Ein Gericht in England entschied, das Leben eines zweijährigen schwerkranken jüdischen Mädchens zu beenden, sei »in ihrem besten Interesse«, da laut der Einschätzung medizinischer Experten nicht mit einer Genesung zu rechnen sei und es auch »keine Freude empfinden« werde, so der BBC-Bericht.
Die Eltern, ultraorthodoxe Juden, versuchen, diesen Gerichtsentscheid anzufechten, da er ihrer religiösen Auffassung widerspreche. In Israel löste der Fall eine Vielzahl an Reaktionen aus. Präsident Rivlin habe Prinz Charles sogar angeboten, das Kind zur weiteren Behandlung nach Israel zu bringen.
BRISANZ Dass dieser Fall derartige Aufmerksamkeit erregt, zeigt nicht nur, welch hohe Achtung jedem Menschenleben entgegengebracht wird, sondern auch die Brisanz der dahinterstehenden Fragen: Welches Leben ist lebenswert? Wer darf den moralischen Anspruch und die legitime Autorität erheben, darüber zu entscheiden? Hier prallen Welten aufeinander, die Gefahrenpotenzial bergen. Allein die Frage, ob ein Leben lebenswert ist, weckt unter Umständen Assoziationen zu dunklen Zeiten.
Der Ansatz der jüdischen Quellen ist grundverschieden von jenem des Gerichts: Der Wert eines Menschenlebens kann nicht von Menschen eingeschätzt werden, es ist unschätzbar, unendlich wertvoll.
Zeitabschnitte eines Lebens lassen sich deshalb nicht gegeneinander aufwiegen, denn das Unendliche lässt sich nicht teilen. Selbst einem Sterbenden das Leben aktiv zu verkürzen, wird vom Talmud als Mord gewertet. Und sogar ans eigene Leben Hand anzulegen, ist davon nicht ausgeschlossen.
Das Leben ist nicht Besitz des Menschen: Es wird von ihm verwaltet.

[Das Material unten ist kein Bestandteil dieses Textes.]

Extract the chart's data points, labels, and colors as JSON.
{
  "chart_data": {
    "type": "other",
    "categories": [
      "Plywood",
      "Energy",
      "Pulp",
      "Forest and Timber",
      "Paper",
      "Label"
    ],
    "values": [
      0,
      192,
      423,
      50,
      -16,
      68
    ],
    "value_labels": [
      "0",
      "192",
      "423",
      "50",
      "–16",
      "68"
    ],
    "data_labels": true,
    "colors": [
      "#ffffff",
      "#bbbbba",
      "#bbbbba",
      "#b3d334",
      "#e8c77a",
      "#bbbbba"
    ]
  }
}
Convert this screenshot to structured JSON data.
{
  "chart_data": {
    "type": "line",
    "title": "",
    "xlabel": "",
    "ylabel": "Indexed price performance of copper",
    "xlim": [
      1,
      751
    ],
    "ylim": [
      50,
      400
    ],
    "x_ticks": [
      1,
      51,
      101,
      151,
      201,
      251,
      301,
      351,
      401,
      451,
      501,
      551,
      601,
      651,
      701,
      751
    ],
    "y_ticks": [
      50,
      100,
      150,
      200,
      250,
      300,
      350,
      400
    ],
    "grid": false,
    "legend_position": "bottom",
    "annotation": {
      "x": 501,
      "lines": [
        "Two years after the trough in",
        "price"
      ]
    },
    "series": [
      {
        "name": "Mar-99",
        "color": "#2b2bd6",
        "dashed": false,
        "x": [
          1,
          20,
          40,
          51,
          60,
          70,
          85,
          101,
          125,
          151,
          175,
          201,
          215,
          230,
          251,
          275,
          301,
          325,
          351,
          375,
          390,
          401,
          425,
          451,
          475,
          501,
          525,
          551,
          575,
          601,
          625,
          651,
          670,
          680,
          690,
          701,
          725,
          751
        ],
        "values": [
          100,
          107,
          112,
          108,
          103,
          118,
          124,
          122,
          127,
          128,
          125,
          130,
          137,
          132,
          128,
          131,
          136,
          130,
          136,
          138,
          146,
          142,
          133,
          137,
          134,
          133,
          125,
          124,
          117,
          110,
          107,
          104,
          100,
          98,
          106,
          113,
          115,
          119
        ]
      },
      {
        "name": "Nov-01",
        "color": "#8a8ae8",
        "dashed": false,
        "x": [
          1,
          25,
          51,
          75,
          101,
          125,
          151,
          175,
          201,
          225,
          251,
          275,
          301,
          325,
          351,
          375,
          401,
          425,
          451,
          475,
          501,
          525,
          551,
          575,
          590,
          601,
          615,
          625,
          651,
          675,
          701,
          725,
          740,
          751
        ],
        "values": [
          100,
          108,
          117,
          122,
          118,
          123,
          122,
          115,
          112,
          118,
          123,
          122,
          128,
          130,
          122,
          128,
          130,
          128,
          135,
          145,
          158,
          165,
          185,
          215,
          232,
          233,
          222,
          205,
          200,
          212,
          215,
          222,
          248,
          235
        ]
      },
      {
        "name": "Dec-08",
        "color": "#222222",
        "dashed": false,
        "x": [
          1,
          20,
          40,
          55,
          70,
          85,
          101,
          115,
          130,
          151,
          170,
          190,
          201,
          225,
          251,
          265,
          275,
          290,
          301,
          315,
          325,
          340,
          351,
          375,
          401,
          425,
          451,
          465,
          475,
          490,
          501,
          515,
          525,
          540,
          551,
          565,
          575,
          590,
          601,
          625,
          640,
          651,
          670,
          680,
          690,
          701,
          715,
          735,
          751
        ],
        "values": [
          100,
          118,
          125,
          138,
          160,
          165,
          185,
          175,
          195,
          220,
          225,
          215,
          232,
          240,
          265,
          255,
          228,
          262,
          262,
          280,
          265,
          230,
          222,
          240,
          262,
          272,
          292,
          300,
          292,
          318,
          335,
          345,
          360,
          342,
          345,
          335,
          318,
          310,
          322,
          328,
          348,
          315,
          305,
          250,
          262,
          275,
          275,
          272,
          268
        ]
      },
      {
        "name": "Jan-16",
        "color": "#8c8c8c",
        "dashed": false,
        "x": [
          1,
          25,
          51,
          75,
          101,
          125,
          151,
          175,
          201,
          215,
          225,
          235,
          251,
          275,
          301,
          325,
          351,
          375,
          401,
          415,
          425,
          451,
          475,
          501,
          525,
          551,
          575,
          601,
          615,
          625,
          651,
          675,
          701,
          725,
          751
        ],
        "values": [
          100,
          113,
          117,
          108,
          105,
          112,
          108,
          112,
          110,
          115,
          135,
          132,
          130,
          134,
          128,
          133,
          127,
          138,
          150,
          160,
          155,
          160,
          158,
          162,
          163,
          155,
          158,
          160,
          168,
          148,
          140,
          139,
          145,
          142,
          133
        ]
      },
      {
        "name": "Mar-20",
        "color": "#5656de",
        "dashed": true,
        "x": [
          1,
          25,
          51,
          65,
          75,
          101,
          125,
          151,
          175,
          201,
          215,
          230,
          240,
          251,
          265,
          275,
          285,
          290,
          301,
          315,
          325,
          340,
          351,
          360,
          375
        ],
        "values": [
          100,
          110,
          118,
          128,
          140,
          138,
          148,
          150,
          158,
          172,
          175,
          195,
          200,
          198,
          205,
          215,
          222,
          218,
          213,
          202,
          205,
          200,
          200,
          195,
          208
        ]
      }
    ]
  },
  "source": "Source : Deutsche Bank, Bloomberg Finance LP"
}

Die heiligen, sonst unantastbaren Schabbat- oder Jom-Kippur-Gesetze werden selbst für eine kurzzeitige Erhaltung und Verlängerung eines Menschenlebens verdrängt. Das Leben ist nicht Besitz des Menschen: Es wird von ihm verwaltet. Sein Wert ist nicht von der empfundenen Freude abhängig, auch wenn sie ein erstrebenswerter Bestandteil seiner Lebensqualität ist.
Sinn, Bedeutung, Aufgabe, Erfüllung durch Anbindung an Werte, die das Physische übersteigen, machen jeden Lebensmoment unendlich wertvoll und lebenswert, wie die Weisen festlegen: »Besser ist ein Moment der Umkehr und guten Taten in dieser Welt als die Gesamtheit der künftigen Welt.« Vor dem Gericht lässt sich plädieren: Das Leben ist heilig – bitte schützt es!
Der Autor ist Oberrabbiner der Israelitischen Kultusgemeinde Wien.